An­other dif­fi­culty I dis­cov­ered is that high schools in China can be re­ally tough on stu­dents. Most seem to agree on that.

A typ­i­cal day’s classes might start at 8 a.m. and con­tinue un­til din­ner at 6 p.m., with a break for lunch at noon. Even af­ter din­ner, stu­dents re­turn to their class­rooms to work on home­work for sev­eral hours, of­ten un­der the su­per­vi­sion of a teacher. By the time stu­dents reach their se­nior year, it’s not un­com­mon to stay up well past mid­night to work on home­work and study to pre­pare for the dreaded gaokao— China’s make-or-break col­lege en­trance exam, where a few points one way or an­other can be the de­cid­ing fac­tor in which uni­ver­si­ties will ac­cept you.
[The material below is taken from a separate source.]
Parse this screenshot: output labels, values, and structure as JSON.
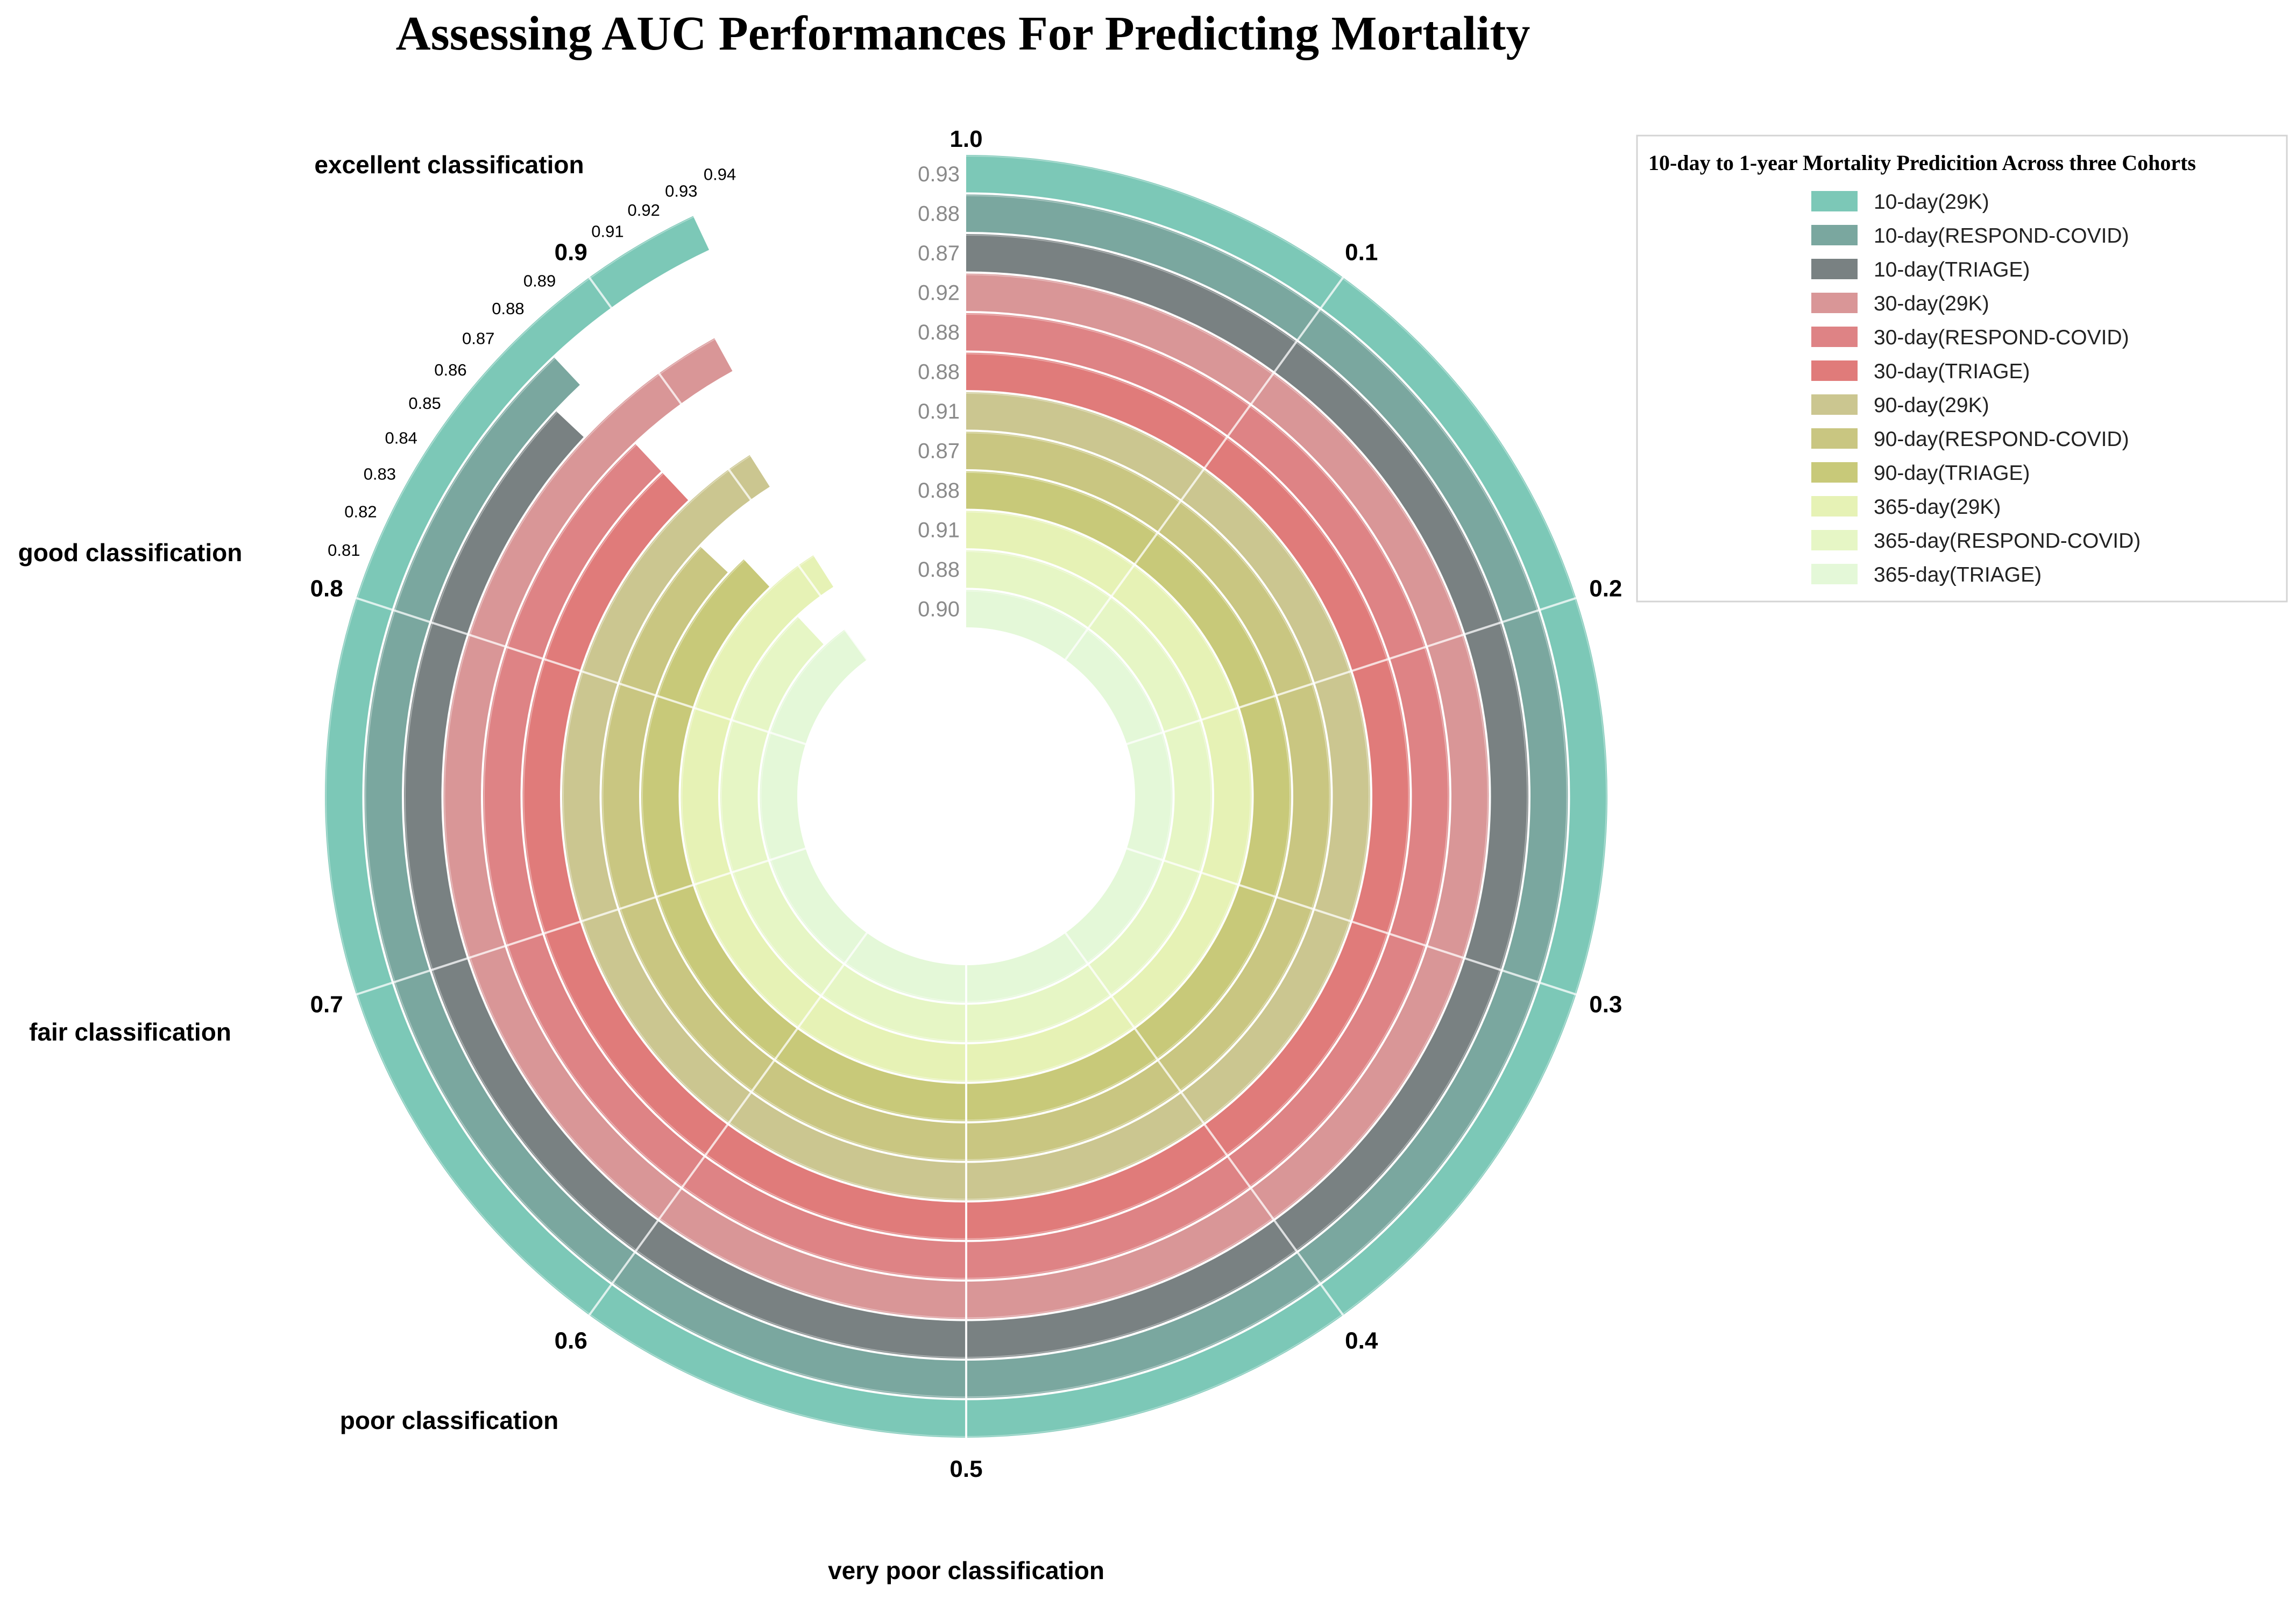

The pres­sure can be in­cred­i­bly in­tense. Dis­ci­pline from par­ents and teach­ers is of­ten harsh, even if it’s meted out with the best of in­ten­tions. Signs in school hall­ways stress that the only path to suc­cess is to get up ear­lier and work harder. The weight and stress of it all can be enough to break some­one.

De­spite it all, I was con­tin­u­ally amazed at the per­se­ver­ance and heart in so many of my stu­dents. When fac­ing so much pres­sure, it’s easy to be­come frus­trated, an­gry or de­pressed, and some do. It’s not easy to dig in your heels and keep push­ing your­self to work harder day af­ter day. High­school ex­pe­ri­ence in China may be a bat­tle, but I was im­pressed by how many stu­dents kept fight­ing. Not just fight­ing to do well in their stud­ies, but to main­tain a pos­i­tive, hope­ful out­look on life. Meet­ing so many tal­ented stu­dents full of cu­rios­ity, warmth, pas­sion and courage was in­spir­ing. It was their heart as much as any­thing that made me de­cide to con­tinue my con­tract for a sec­ond year.

I loved my stu­dents and bragged about them ev­ery chance I got. I was priv­i­leged to be able to teach and get to know them, and I have no doubt they are go­ing to make the world a bet­ter place. The au­thor is a se­nior train­ing spe­cial­ist at Ob­jec­tiva Soft­ware So­lu­tions.

June 12, 2016: A class­room full of stu­dents who keep their spirits high as they pre­pare for their gru­el­ing fi­nal year of high school.

June 17, 2016: Self-por­trait of the au­thor with his high-school stu­dents dur­ing the last week of classes.